You have a right to feel whatever you feel. Living with a person who suffers from depression is sometimes too hard to deal with. I am right there with you and resentment is one of my top three feelings. 

Depression is serious business and we as their spouses try to be there for them, try to make their lives easier, try to make them smile whenever possible. I don't have to tell you HOW EXHAUSTING IT IS because we usually fail and take the blame. We must stop taking the blame for their moods. We must stop jumping through hoops lit on fire to make their lives easier. We must stop nagging them to get back on the meds and see a doctor. We must, we must, WE MUST. Then why they hell are we still doing these things? Is it love? Obligation? Who knows, but living with someone who has depression, who KNOWS they have depression and they refuse to do anything about it is a horrible circumstance to be in. 
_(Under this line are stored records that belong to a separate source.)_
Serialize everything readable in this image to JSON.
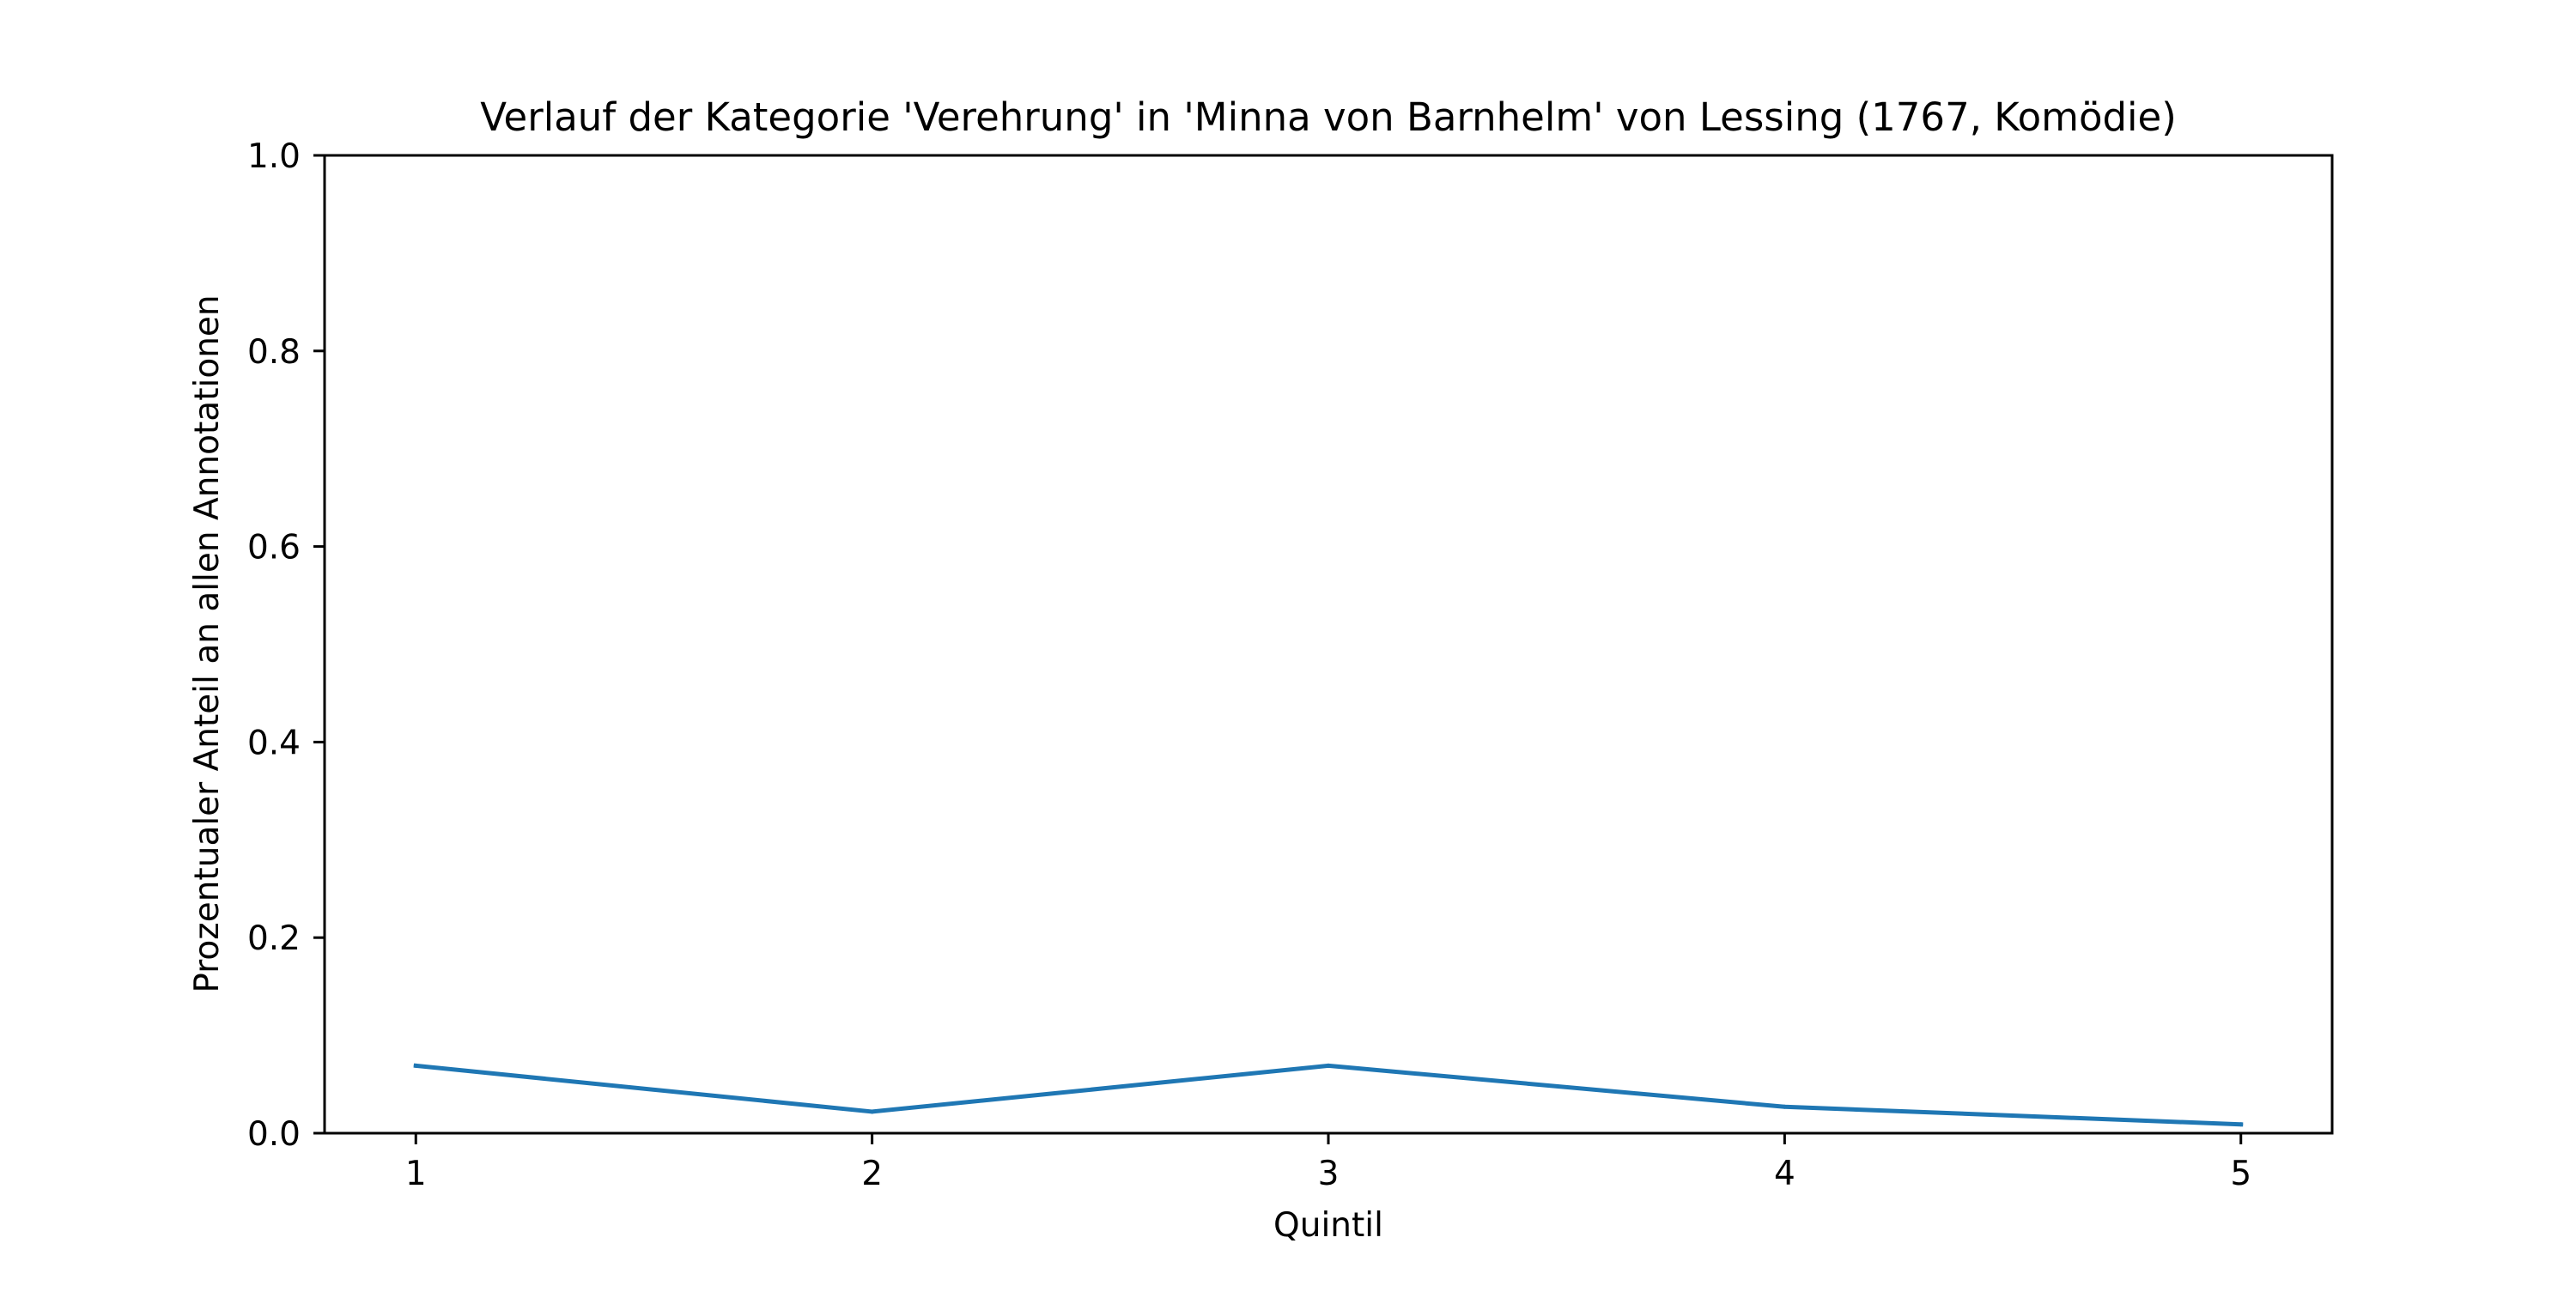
{
  "chart_data": {
    "type": "line",
    "title": "Verlauf der Kategorie 'Verehrung' in 'Minna von Barnhelm' von Lessing (1767, Komödie)",
    "xlabel": "Quintil",
    "ylabel": "Prozentualer Anteil an allen Annotationen",
    "x": [
      1,
      2,
      3,
      4,
      5
    ],
    "x_tick_labels": [
      "1",
      "2",
      "3",
      "4",
      "5"
    ],
    "xlim": [
      0.8,
      5.2
    ],
    "ylim": [
      0.0,
      1.0
    ],
    "y_ticks": [
      0.0,
      0.2,
      0.4,
      0.6,
      0.8,
      1.0
    ],
    "y_tick_labels": [
      "0.0",
      "0.2",
      "0.4",
      "0.6",
      "0.8",
      "1.0"
    ],
    "series": [
      {
        "values": [
          0.069,
          0.022,
          0.069,
          0.027,
          0.009
        ],
        "color": "#1f77b4"
      }
    ],
    "grid": false,
    "legend": "none"
  }
}
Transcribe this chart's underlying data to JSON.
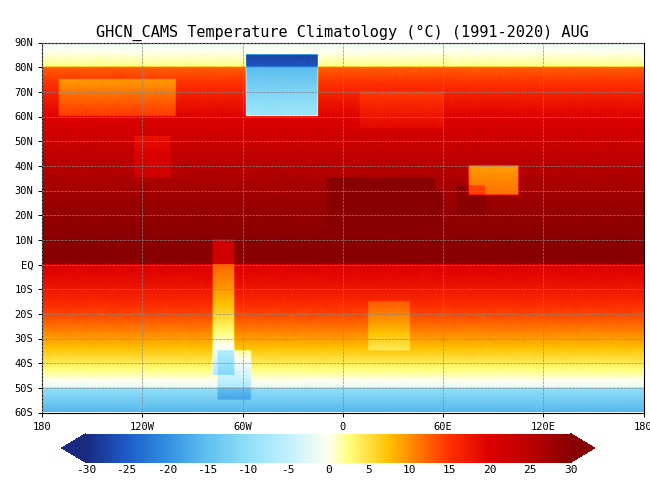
{
  "title": "GHCN_CAMS Temperature Climatology (°C) (1991-2020) AUG",
  "title_fontsize": 11,
  "colorbar_ticks": [
    -30,
    -25,
    -20,
    -15,
    -10,
    -5,
    0,
    5,
    10,
    15,
    20,
    25,
    30
  ],
  "vmin": -30,
  "vmax": 30,
  "lon_min": -180,
  "lon_max": 180,
  "lat_min": -60,
  "lat_max": 90,
  "lon_ticks": [
    -180,
    -120,
    -60,
    0,
    60,
    120,
    180
  ],
  "lon_labels": [
    "180",
    "120W",
    "60W",
    "0",
    "60E",
    "120E",
    "180"
  ],
  "lat_ticks": [
    90,
    80,
    70,
    60,
    50,
    40,
    30,
    20,
    10,
    0,
    -10,
    -20,
    -30,
    -40,
    -50,
    -60
  ],
  "lat_labels": [
    "90N",
    "80N",
    "70N",
    "60N",
    "50N",
    "40N",
    "30N",
    "20N",
    "10N",
    "EQ",
    "10S",
    "20S",
    "30S",
    "40S",
    "50S",
    "60S"
  ],
  "background_color": "#ffffff",
  "grid_color": "#888888",
  "colormap_colors": [
    [
      0.0,
      "#1a2a80"
    ],
    [
      0.083,
      "#1e5bc8"
    ],
    [
      0.167,
      "#3090e0"
    ],
    [
      0.25,
      "#60c0f0"
    ],
    [
      0.333,
      "#90dff8"
    ],
    [
      0.417,
      "#c0f0ff"
    ],
    [
      0.5,
      "#fffff0"
    ],
    [
      0.542,
      "#ffff80"
    ],
    [
      0.583,
      "#ffe040"
    ],
    [
      0.625,
      "#ffc000"
    ],
    [
      0.667,
      "#ff9000"
    ],
    [
      0.708,
      "#ff6000"
    ],
    [
      0.75,
      "#ff3000"
    ],
    [
      0.833,
      "#dd0000"
    ],
    [
      0.917,
      "#bb0000"
    ],
    [
      1.0,
      "#880000"
    ]
  ]
}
Did you ever hear of the Myth of Sisyphus? The gods had condemned Sisyphus to ceaselessly rolling a rock to the top of a mountain, whence the stone would fall back of its own weight. They had thought with some reason that there is no more dreadful punishment than futile and hopeless labor.

That is what living with someone who is depressed AND alcoholic (like me) is. It sounds like your H is also manipulating you and using his depression to get his way. Hey, I'm depressed, can't do the dishes. Oh, I'm depressed, can't take the kid to the babysitter. Ah, I'm depressed, I couldn't possibly fold those towels. That is outright bullsh!t and YOU my dear know it. You know you are being manipulated because you are angry and resentful. At least you see it!!! Now, you gotta stop being manipulated no matter how mad he gets or how many times he stomps his feet and throws a tantrum. 

My H doesn't manipulate me or lie, he is straight out with his attitude of: I AM DEPRESSED THEREFORE I REFUSE TO GET OUT OF BED, I REFUSE TO GET A JOB, I REFUSE TO HELP OUT AROUND THE HOUSE, I REFUSE TO SHOWER, I REFUSE TO GO TO THE DOCTOR, I REFUSE TO MOVE OUT OF MY CHAIR, I REFUSE TO FIX THE SUMP PUMP (our basement is flooded because our sump pump is broken, my H is a fkucing PLUMBER for God's sake and I gotta wade down there and jiggle the pipe to get the pump running again. Also, my tub doesn't drain, my kitchen faucet drips - AND HE IS A FKUCING PLUMBER!!!!!)

Now, if he just laid in bed in the dark and never came out, I would bring help to him if I had to. HOWEVER, he is never too tired or too broke to go to the store EVERY NIGHT at Midnight to get his fifth of Rum and stay up all night on the computer playing Mafia Wars. 

If it wasn't for Xanax, I would have killed him by now. I think it is time you take a step back and taking baby steps if you need to, stop being manipulated, stop fighting with him. Read up on the 180, it is steps to detach emotionally for YOUR OWN GOOD. It is about YOU, not trying to change him. You will NEVER change HIM. 

Take care of yourself first. You have a child, take care of that child. Click on the link in my signature line below and try to follow some of those steps and give his problems back to him. You don't need to carry his burden.


----------



## venuslove (Apr 16, 2012)

OK, I just read this reply. Don't know why I didn't get the message before. Thank you!! It is hell. He was back on his meds for a coupe weeks and everything was great. Seriously. Helping with the house and baby, going out together. Then a couple days ago, BAM! Doesn't think we are made for eachother, etc. etc. Turns out tonight he tells me he "forgot" to take his meds again for a few days. 
This is new to me and him. I hope that I am not Sisyphus!! Hellish.
Sorry about your husband. Video games are sometimes a favorite of my husbands too. 
Here is my joke for you:
A woman asked her husband to fix the broken stair when he got home from work. Being no passive agressive, he replied "What do I look like to you, a carpenter?"
The next day on his way out the door, the woman asked him to fix the blinking out bulb in the hallway. He replied," What do I look like to you, an electrician?"
The following day the wife asked her husband to fix the sump pump in the basement and he retorted, " What do I look like to you, a plumber?"
The next day when the husband came home from work, he didn't trip on the stair, it was fixed. He could see in the hallway as the light had been fixed. And he didn't have to wade through water to get to his bedroom as the sump pump had been fixed. 
The husband looked at his wife and asked," The house looks good. Did you fix all these things yourself?"
"Well," replied the wife," Joe the neighbor came by and gave me alittle help." 
"Oh yeah, how much did he ask you to pay him"
"He wanted a cake or sex was all." replied the wife.
"Well," huffed the husband,"which did you give him?"
"What do I look like to you?" asked the wife. " Betty Crocker?"

Okay- you've probably heard it, but I love that joke!! Especially for my passive agressive husband. He wouldn't baby proof the cabinets even after I complained about the baby possibly getting into chemicals, etc. So, I told him that I was going to hire someone to come do it. I almost got on the phone. Man, did he jump to. 
Seriously though, I am glad mine doesn't drink cause he is so nasty sometimes, I know he'd kill me if he drank. Or maybe he'd be the happy kind, I don't know.


----------